AHP1403: Enhancing Planning and Preparedness: Demonstration of an E-Learning Tool for Public Health Management of Chemical Incidents
Speaker: David Russell, MD
Chemical incidents involving major chemical facilities and transport of toxic industrial chemicals are surprisingly common and may result in widespread environmental contamination, public exposure, and subsequent acute and chronic health effects.
This session includes an interactive demonstration of the applicability of an e-learning tool to actual events by means of working through a major chemical incident. Discover how employing this resource can help you respond more effectively to chemical incidents, thereby protecting public health.
Chemical incidents can occur at any time and any place. Incidents include chemical accidents such as fires, explosions, leakages and spills, resulting in potential widespread contamination of air, water, soil and food. This may result in community exposure, public anxiety and potential health implications as demonstrated by incidents in Seveso (Italy, 1976), Bhopal (India, 1984), Enschede (Holland, 2000), Toulouse (France, 2001), Baton Rouge (USA 2003),Neyshabur (Iran, 2004) and recently in Lac-Megantic (Canada, 2013) . Such incidents reflect huge societal dependence upon chemicals, many of which are toxic (toxic industrial chemicals, TICs) and which are produced in vast quantities (high production volume chemicals; HPVs). The toxicity of chemicals is further underlined by their deliberate release, as demonstrated by the Tokyo Sarin incident (1995) and alleged recent release in Syria.
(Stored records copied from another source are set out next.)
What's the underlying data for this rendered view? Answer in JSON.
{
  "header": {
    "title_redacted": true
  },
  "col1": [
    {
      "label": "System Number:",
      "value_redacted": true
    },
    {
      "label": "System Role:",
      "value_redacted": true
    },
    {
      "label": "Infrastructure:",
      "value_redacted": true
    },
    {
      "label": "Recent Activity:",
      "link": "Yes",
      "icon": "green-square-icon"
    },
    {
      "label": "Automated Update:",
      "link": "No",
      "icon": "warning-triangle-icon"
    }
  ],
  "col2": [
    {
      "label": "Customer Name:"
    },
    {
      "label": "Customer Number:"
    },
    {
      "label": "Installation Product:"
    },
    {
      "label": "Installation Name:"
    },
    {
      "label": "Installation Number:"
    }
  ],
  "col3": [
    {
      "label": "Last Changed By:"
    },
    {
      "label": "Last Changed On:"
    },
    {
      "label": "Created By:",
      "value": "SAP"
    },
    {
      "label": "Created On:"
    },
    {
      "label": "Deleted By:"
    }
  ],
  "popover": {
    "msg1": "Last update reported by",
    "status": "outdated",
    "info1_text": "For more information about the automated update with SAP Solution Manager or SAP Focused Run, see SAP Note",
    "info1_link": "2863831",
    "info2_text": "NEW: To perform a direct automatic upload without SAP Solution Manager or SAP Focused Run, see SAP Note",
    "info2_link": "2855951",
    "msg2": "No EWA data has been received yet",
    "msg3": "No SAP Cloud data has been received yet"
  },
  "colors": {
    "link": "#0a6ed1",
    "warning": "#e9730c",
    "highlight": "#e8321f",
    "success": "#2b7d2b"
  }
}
The presentation will provide an overview of the e-learning tool developed by the WHO Collaborating Centre for chemical incidents. Comprising lectures, case studies, audio-visual materials, exercises and self -assessment questionnaires, the presentation will provide a practical overview of this freely-available module. It will be of benefit to a multi-disciplinary audience, including policy makers, emergency personnel, public health and emergency physicians, emergency planners, environmental health officers and toxicologists alike. In accordance with the International Health Regulations (2005) it provides a basis for enhancing capacity and resilience for chemical public health emergencies, thereby contributing to planning and preparedness and safeguarding the public. It will culminate in the presentation of an exercise based upon a true incident involving widespread air pollution and subsequent public health concern.